Iris ran up to put herself in the way. The families were queuing up at a spot where the ledge was cantilevered out. They could have gone over anywhere, but the order seemed to calm them. The fathers winked at the teenage sons. The women pointed up at the morning fireworks, losing themselves in simpering banalities. When Iris tried to rail at them, they walked right by her as if she weren't there. They stepped off the edge like people getting into lifeboats.

Iris lurched away and ran toward the lighthouse. She hated all this pointless courage. If only they would kick and scream like children, maybe they'd have a chance. The moon was almost midpoint on the sun. Go with the living, she told herself.
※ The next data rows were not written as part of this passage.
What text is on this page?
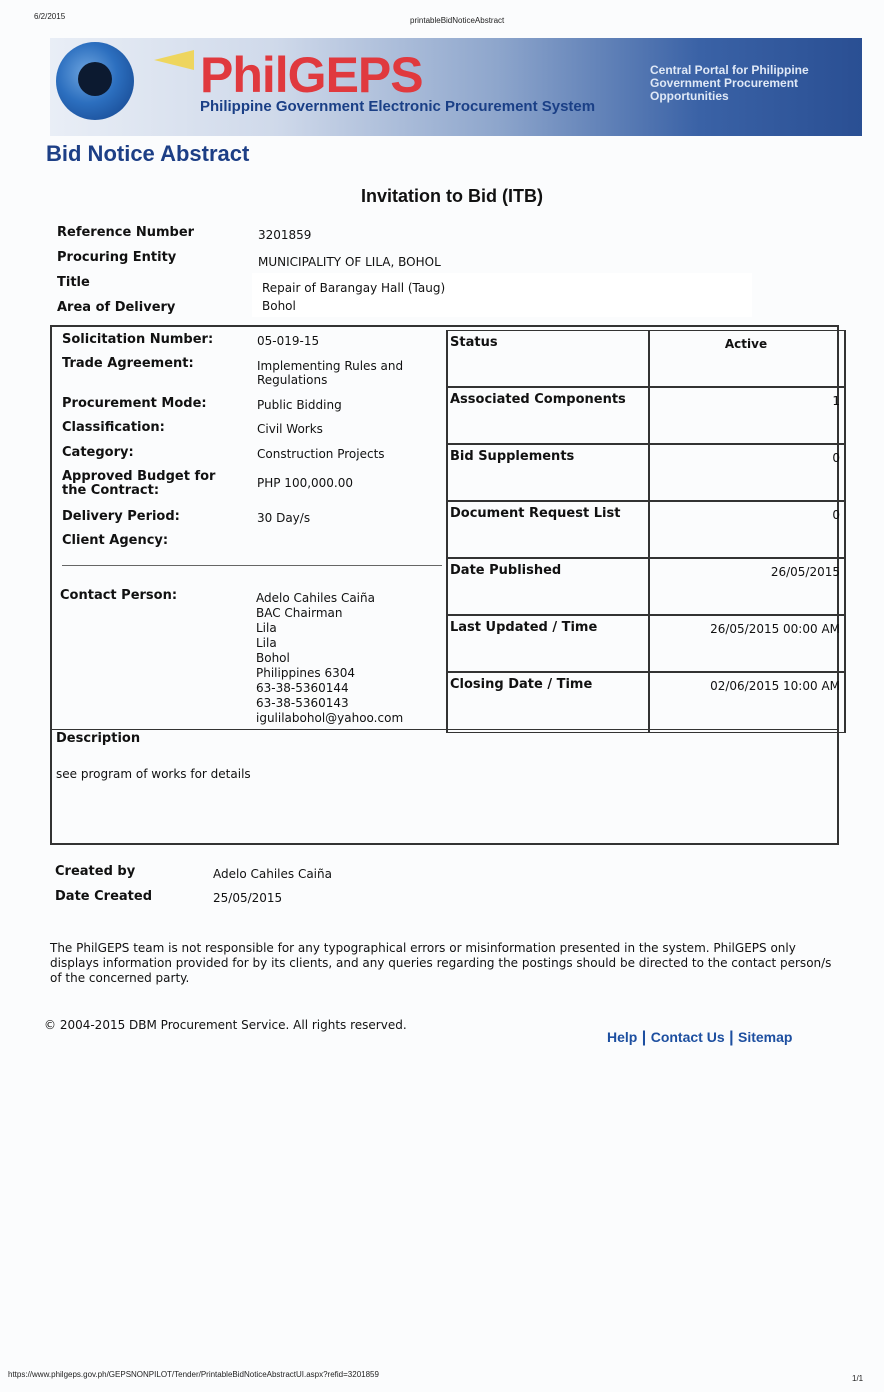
6/2/2015	printableBidNoticeAbstract
PhilGEPS
Philippine Government Electronic Procurement System
Central Portal for Philippine Government Procurement Opportunities
Bid Notice Abstract
Invitation to Bid (ITB)
Reference Number	3201859
Procuring Entity	MUNICIPALITY OF LILA, BOHOL
Title	Repair of Barangay Hall (Taug)
Area of Delivery	Bohol
Solicitation Number:	05-019-15
Trade Agreement:	Implementing Rules and Regulations
Procurement Mode:	Public Bidding
Classification:	Civil Works
Category:	Construction Projects
Approved Budget for the Contract:	PHP 100,000.00
Delivery Period:	30 Day/s
Client Agency:
Contact Person:	Adelo Cahiles Caiña
BAC Chairman
Lila
Lila
Bohol
Philippines 6304
63-38-5360144
63-38-5360143
igulilabohol@yahoo.com
Status	Active
Associated Components	1
Bid Supplements	0
Document Request List	0
Date Published	26/05/2015
Last Updated / Time	26/05/2015 00:00 AM
Closing Date / Time	02/06/2015 10:00 AM
Description
see program of works for details
Created by	Adelo Cahiles Caiña
Date Created	25/05/2015
The PhilGEPS team is not responsible for any typographical errors or misinformation presented in the system. PhilGEPS only displays information provided for by its clients, and any queries regarding the postings should be directed to the contact person/s of the concerned party.
© 2004-2015 DBM Procurement Service. All rights reserved.
Help | Contact Us | Sitemap
https://www.philgeps.gov.ph/GEPSNONPILOT/Tender/PrintableBidNoticeAbstractUI.aspx?refid=3201859	1/1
It wasn't till she reached the light and turned her mind to the gnashing of the saved that she realized none of the children had come to the park at all.

Maybe they'd escaped. As she gripped the latch on the lighthouse door, she thought how well it would all turn out if the children at least had made it to the woods. Soon they would be free. Then she could be their teacher. She dared not imagine any more, for fear of how the powers of the air would turn it all against her.

She stepped inside and stared at the quaking trapdoor under the stairs, as if she had X-ray eyes and could see which ones were pounding hardest. Suddenly there was a hush. The beating stopped. Then a lot of scurry and whispering, like rats. It was Roy who spoke, his mouth right up against a crack between the boards.

“Iris? You there?” She nodded soberly. Made no sound. He was doing all he could to come off generous and giving. “Hey, listen,” he said, “we've waited all our lives for this. Free us, will you? That's what you're here for, isn't it?”

God, she was sick of morals. She could hardly remember anymore just what she was saving these people for. If everyone would only wait four minutes, they could do whatever they liked. In her head she started to count the seconds.

“Iris, please,” whispered Roy, “don't make us live in the wilderness. We hate it here.”

Don't stay then, Iris thought. Go home.

“We don't fit in anymore,” he said, as if he read her mind as easily as Michael did. “Not anywhere. Just let us go.”